As far as staff are concerned any complaints of dissatisfaction may only be raised if the culture in which they work not only allows for their voice to be heard but acts on their concerns and suggestions.
Having said that we have to start somewhere, I just hope this loyalty guru hasn't applied a method that might work in retail or widget production to the NHS, once again we have had shoved under our noses the fact that applying them to a complex changing system these methods are actually harmful.
As you say, more detail is required, beyond the headline figure of the friends/family test, if areas of priority improvement are to be identified.
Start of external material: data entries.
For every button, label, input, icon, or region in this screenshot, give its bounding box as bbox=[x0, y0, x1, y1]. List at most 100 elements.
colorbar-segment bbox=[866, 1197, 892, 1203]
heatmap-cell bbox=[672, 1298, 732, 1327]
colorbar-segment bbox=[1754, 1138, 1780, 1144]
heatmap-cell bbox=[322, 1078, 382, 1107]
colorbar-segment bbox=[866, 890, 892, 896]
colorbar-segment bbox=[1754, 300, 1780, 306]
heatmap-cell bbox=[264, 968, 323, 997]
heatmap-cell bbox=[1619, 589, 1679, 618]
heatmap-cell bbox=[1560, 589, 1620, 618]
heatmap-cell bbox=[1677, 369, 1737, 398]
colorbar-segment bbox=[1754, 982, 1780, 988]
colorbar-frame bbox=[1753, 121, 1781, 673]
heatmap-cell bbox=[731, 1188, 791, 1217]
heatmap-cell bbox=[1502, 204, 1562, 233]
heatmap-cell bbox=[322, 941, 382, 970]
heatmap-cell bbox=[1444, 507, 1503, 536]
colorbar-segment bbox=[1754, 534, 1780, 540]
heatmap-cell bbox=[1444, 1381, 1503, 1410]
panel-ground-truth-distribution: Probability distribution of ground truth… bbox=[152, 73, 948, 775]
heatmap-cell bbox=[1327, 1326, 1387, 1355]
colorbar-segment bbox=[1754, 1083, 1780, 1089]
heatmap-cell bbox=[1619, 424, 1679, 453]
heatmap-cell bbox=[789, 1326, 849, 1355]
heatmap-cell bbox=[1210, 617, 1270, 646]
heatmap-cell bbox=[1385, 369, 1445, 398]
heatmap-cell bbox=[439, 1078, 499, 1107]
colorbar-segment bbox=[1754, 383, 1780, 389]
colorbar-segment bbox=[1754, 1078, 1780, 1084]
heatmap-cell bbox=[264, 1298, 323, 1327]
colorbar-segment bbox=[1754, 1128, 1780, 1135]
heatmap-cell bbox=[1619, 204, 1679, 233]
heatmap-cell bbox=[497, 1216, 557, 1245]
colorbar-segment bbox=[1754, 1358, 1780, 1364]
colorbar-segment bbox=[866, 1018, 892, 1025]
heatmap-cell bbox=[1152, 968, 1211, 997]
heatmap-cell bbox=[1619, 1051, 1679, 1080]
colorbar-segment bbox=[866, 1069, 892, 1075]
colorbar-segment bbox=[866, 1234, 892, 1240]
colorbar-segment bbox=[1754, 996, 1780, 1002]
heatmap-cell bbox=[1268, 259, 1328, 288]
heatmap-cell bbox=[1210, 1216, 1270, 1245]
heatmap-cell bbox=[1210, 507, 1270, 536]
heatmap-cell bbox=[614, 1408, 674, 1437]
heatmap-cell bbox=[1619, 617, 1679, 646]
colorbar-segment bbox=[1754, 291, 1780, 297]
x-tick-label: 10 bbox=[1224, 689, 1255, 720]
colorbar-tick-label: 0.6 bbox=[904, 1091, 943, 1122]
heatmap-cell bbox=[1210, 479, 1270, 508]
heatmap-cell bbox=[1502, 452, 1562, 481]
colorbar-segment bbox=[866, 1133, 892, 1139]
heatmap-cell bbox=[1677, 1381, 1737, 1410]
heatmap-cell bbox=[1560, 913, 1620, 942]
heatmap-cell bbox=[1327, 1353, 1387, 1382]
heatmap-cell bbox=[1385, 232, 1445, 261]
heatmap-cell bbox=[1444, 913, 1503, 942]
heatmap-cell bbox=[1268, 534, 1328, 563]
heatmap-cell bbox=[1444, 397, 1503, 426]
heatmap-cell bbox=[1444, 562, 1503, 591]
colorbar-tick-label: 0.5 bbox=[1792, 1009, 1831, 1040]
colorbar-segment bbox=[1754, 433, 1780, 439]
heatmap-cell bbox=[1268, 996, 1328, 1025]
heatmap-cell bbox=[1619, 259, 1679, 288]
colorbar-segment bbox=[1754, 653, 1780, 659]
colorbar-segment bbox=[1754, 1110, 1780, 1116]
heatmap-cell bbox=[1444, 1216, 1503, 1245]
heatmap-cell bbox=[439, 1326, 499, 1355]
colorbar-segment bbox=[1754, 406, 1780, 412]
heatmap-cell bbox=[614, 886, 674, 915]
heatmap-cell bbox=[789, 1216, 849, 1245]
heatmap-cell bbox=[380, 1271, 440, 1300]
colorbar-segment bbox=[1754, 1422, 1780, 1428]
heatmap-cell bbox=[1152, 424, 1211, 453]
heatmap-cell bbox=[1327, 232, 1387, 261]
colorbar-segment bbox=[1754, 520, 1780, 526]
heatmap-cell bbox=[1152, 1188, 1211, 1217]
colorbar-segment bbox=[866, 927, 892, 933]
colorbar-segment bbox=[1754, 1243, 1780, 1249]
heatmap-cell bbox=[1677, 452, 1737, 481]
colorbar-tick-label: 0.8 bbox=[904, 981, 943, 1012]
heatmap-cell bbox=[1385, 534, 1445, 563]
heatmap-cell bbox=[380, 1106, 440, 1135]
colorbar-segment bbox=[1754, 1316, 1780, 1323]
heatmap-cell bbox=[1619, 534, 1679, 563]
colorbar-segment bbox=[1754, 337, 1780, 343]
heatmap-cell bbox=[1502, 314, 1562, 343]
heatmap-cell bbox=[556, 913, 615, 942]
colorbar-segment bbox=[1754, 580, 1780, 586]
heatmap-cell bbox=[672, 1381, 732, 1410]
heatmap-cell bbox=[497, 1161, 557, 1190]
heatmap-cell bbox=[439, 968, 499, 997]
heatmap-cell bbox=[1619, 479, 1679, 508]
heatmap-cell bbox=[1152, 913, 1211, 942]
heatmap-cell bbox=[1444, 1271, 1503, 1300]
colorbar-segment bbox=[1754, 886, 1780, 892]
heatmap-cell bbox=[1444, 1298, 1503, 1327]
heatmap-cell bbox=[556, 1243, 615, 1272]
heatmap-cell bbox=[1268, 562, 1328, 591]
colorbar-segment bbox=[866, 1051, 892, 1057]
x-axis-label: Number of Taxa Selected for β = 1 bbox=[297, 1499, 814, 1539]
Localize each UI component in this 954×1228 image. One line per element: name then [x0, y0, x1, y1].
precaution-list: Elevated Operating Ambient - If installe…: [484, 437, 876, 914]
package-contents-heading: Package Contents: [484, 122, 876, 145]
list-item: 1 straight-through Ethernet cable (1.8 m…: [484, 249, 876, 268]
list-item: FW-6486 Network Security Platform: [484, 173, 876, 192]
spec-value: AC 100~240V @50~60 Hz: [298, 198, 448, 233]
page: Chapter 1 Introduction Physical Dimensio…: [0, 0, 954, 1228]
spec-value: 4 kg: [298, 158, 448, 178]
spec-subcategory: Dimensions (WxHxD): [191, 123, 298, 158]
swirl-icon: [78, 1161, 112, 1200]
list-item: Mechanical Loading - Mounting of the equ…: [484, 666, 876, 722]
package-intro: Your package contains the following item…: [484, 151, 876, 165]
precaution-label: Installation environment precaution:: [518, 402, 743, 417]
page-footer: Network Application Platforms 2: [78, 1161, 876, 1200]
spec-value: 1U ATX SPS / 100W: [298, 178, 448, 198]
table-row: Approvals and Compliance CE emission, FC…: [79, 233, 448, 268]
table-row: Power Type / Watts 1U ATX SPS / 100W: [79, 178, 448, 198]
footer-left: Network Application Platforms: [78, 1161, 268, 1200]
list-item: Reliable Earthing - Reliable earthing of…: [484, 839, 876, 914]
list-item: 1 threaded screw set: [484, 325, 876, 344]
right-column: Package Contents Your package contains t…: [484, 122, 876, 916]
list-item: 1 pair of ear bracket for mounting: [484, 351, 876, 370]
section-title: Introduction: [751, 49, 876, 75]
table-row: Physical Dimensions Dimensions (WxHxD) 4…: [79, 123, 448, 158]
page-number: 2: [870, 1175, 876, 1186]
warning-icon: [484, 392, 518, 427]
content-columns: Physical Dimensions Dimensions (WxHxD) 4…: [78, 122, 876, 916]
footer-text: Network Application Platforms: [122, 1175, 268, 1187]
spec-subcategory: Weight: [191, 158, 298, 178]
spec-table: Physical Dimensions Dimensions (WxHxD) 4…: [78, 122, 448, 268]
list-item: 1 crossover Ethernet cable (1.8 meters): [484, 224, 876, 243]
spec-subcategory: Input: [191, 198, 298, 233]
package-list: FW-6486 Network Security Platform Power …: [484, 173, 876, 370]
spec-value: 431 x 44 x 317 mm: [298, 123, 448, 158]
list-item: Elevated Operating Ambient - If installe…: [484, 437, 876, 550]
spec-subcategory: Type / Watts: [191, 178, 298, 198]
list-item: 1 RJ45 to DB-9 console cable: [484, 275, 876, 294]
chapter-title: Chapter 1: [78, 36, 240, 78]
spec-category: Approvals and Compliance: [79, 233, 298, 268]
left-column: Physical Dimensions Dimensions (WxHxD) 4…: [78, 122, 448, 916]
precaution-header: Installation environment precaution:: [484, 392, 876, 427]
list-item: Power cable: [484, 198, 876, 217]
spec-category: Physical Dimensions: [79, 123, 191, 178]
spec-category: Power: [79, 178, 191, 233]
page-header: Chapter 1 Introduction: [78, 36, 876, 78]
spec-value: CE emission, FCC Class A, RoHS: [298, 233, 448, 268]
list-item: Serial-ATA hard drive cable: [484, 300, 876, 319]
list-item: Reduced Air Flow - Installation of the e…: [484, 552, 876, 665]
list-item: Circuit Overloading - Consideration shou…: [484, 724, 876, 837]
There's a great example of good practice in the Cancer Patients Experience Survey, with a remarkable response rate of c. 70%, providing detailed analysis for each cancer multi-disciplinary team in the country.

It's critical that the drive for national headline statistics doesn't come at the expense of this detailed analysis.
I think the wrong questions are being asked.
I believe that we need to return to the basic qualities of individual nurses and doctors.
When Florence Nightingale chose her Nurses,she chose them on integrity and good character, which she insisted was essential.
Through setting such a high bar, she trained tremendously talented people to serve the whole country. It was like ripples in a pool - excellence was the standard - nothing less would do.
To return to such basic characteristics seems old-fashioned - and yet, we are still dealing with people. People need to be respected, treated with care, handled lovingly when they are sick.
Only those who really understand sympathy, empathy and compassion can manage to deliver this.
How well do we train our staff? should be a question.
Are the basics of patient relations understood by staff?
I ask an additional questions for clarity:
What do we consider to be the basics nowadays? Is the minimum standard the University degree - and if so, are we overlooking a huge sea of talent?